Friday, July 27, 2012

Cottages Paintings

When I stayed at Lakeside this year I did two cottage paintings en plein air. I have painted quite a few cottages over the past few years, several as commissions. I kept them small this year as the days were warm and I didn't want to stand in the sun any longer than necessary.

Shown here is the Peach Cottage, on Fourth Street and a blue cottage at the end of Kenton Row, with a nice view of the lake from its northern windows.

The trick to making a successful composition with a building is to be keenly aware of how the eye enters the painting and where you want the center of interest to be. In the first painting the flowers are the draw and all the planes of the garage 'point' toward  the flowers. The stairs and window are incidental but the color of the house itself will not be ignored so I made sure I modified the peach with a lot of green. I painted this on a gray day so there isn't a lot of contrast between light and shadow. The values are a lower key and the scene is actually quite muted,
The Peach House
 In direct contrast to the painting above this one was painted in strong afternoon sunlight. The shadows are dark and the light is warm. A path (really -- it was right there!) leads us into the painting and the shrubs drive us up to the building where the strong contrasts hold the eye. The flag and doorway become the focus and from there we are (I hope anyway) encouraged to explore the rest of the landscaping.

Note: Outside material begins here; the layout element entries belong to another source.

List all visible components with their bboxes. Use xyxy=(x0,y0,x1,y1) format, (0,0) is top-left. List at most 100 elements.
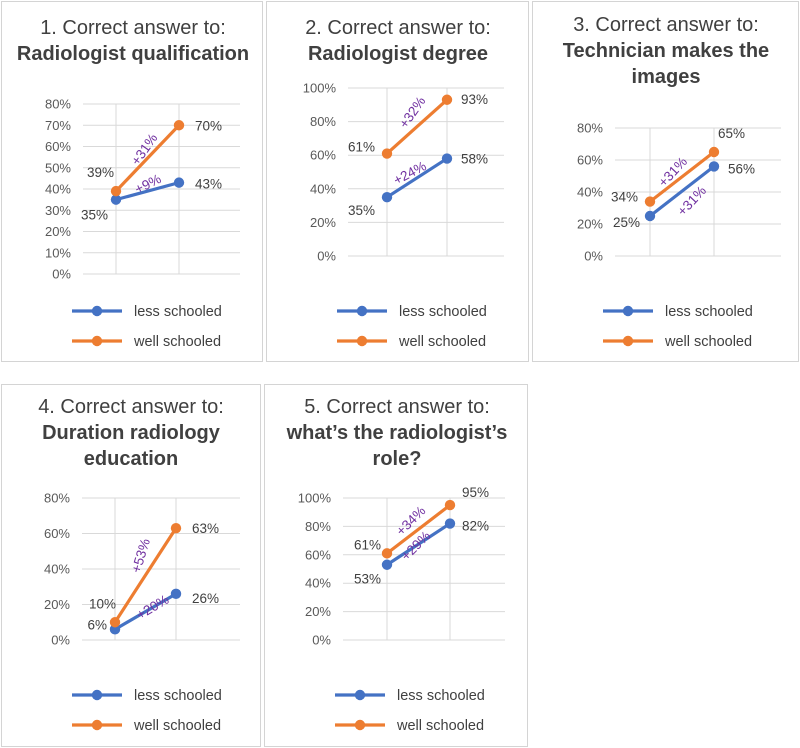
series-line-well xyxy=(385,503,452,555)
legend-marker-well xyxy=(91,335,103,347)
y-tick-label: 20% xyxy=(305,604,331,619)
point-well-end xyxy=(441,94,453,105)
legend-marker-less xyxy=(356,305,368,317)
data-label-less: 6% xyxy=(87,617,107,632)
y-tick-label: 60% xyxy=(310,148,336,163)
chart-4: 4. Correct answer to: Duration radiology e… xyxy=(38,396,240,734)
legend-label-well: well schooled xyxy=(396,718,484,734)
chart-title-bold: what’s the radiologist’s xyxy=(286,422,508,444)
chart-panel-1: 1. Correct answer to: Radiologist qualifi… xyxy=(1,1,263,362)
chart-3: 3. Correct answer to: Technician makes th… xyxy=(563,14,781,350)
data-label-well: 61% xyxy=(348,140,375,155)
y-tick-label: 0% xyxy=(312,633,331,648)
chart-panel-4: 4. Correct answer to: Duration radiology e… xyxy=(1,384,261,747)
y-tick-label: 70% xyxy=(45,118,71,133)
delta-label-well: +32% xyxy=(396,94,428,131)
legend-marker-well xyxy=(356,335,368,347)
point-well-end xyxy=(444,499,456,511)
y-tick-label: 20% xyxy=(577,217,603,232)
data-label-well: 39% xyxy=(87,165,114,180)
y-tick-label: 60% xyxy=(577,153,603,168)
chart-panel-3: 3. Correct answer to: Technician makes th… xyxy=(532,1,799,362)
point-less-start xyxy=(381,192,393,203)
data-label-less: 43% xyxy=(195,177,222,192)
chart-1: 1. Correct answer to: Radiologist qualifi… xyxy=(17,17,249,350)
y-tick-label: 50% xyxy=(45,160,71,175)
legend-marker-less xyxy=(91,305,103,317)
series-line-less xyxy=(114,181,181,202)
y-tick-label: 80% xyxy=(44,491,70,506)
series-line-well xyxy=(648,150,716,204)
point-less-end xyxy=(170,588,182,600)
chart-title: 5. Correct answer to: xyxy=(304,396,490,418)
y-tick-label: 80% xyxy=(305,519,331,534)
y-tick-label: 40% xyxy=(577,185,603,200)
delta-label-less: +9% xyxy=(132,171,163,197)
data-label-well: 63% xyxy=(192,521,219,536)
point-less-start xyxy=(644,210,656,222)
legend-label-less: less schooled xyxy=(399,304,487,320)
data-label-less: 82% xyxy=(462,519,489,534)
chart-title-bold: education xyxy=(84,448,178,470)
point-less-end xyxy=(173,177,185,188)
y-tick-label: 20% xyxy=(310,215,336,230)
series-line-less xyxy=(385,156,449,199)
point-less-end xyxy=(708,161,720,172)
legend-label-less: less schooled xyxy=(397,688,485,704)
series-line-less xyxy=(648,164,716,218)
point-well-end xyxy=(708,146,720,158)
chart-title-bold: Radiologist degree xyxy=(308,43,488,65)
legend-label-well: well schooled xyxy=(133,718,221,734)
point-well-start xyxy=(381,548,393,559)
y-tick-label: 100% xyxy=(298,491,332,506)
series-line-less xyxy=(113,592,178,631)
y-tick-label: 40% xyxy=(44,562,70,577)
legend-marker-less xyxy=(354,689,366,701)
legend-marker-well xyxy=(91,719,103,731)
data-label-less: 35% xyxy=(348,203,375,218)
legend-marker-less xyxy=(622,305,634,317)
point-well-start xyxy=(644,196,656,207)
data-label-well: 65% xyxy=(718,126,745,141)
series-line-well xyxy=(385,98,449,156)
point-less-end xyxy=(444,518,456,529)
data-label-less: 56% xyxy=(728,161,755,176)
legend-marker-well xyxy=(622,335,634,347)
y-tick-label: 80% xyxy=(310,114,336,129)
legend-marker-well xyxy=(354,719,366,731)
chart-title-bold: Duration radiology xyxy=(42,422,221,444)
series-line-well xyxy=(114,123,181,193)
point-less-start xyxy=(381,559,393,570)
y-tick-label: 40% xyxy=(310,181,336,196)
series-line-well xyxy=(113,526,178,624)
data-label-well: 93% xyxy=(461,92,488,107)
y-tick-label: 30% xyxy=(45,203,71,218)
chart-title-bold: Technician makes the xyxy=(563,40,769,62)
chart-title: 3. Correct answer to: xyxy=(573,14,759,36)
chart-5: 5. Correct answer to: what’s the radiolog… xyxy=(286,396,508,734)
chart-title-bold: images xyxy=(632,66,701,88)
legend-label-well: well schooled xyxy=(664,334,752,350)
y-tick-label: 40% xyxy=(45,182,71,197)
data-label-less: 25% xyxy=(613,215,640,230)
data-label-well: 70% xyxy=(195,118,222,133)
delta-label-less: +20% xyxy=(134,592,172,623)
y-tick-label: 100% xyxy=(303,81,337,96)
chart-title: 1. Correct answer to: xyxy=(40,17,226,39)
data-label-less: 53% xyxy=(354,572,381,587)
delta-label-less: +31% xyxy=(674,183,709,219)
legend-label-less: less schooled xyxy=(134,688,222,704)
point-less-start xyxy=(110,194,122,205)
y-tick-label: 0% xyxy=(51,633,70,648)
y-tick-label: 60% xyxy=(45,139,71,154)
chart-panel-5: 5. Correct answer to: what’s the radiolog… xyxy=(264,384,528,747)
y-tick-label: 0% xyxy=(317,249,336,264)
legend-marker-less xyxy=(91,689,103,701)
data-label-less: 35% xyxy=(81,208,108,223)
y-tick-label: 20% xyxy=(44,597,70,612)
y-tick-label: 10% xyxy=(45,245,71,260)
point-well-end xyxy=(170,522,182,534)
chart-title: 4. Correct answer to: xyxy=(38,396,224,418)
point-well-end xyxy=(173,120,185,131)
point-well-start xyxy=(381,148,393,159)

The challenge with painting landscapes this small is always a question of what to omit. I think the more I leave out the better I like it. Up close the objects are just abstract forms but when they are placed together in an orderly manner they read as a house and a nicely landscaped lot. Red blobs are pots only because we believe them to be, not because they were painted with a great deal of accuracy.

That's a lake freighter in the background, along with a few boats. But we only know this because the horizon reads as water.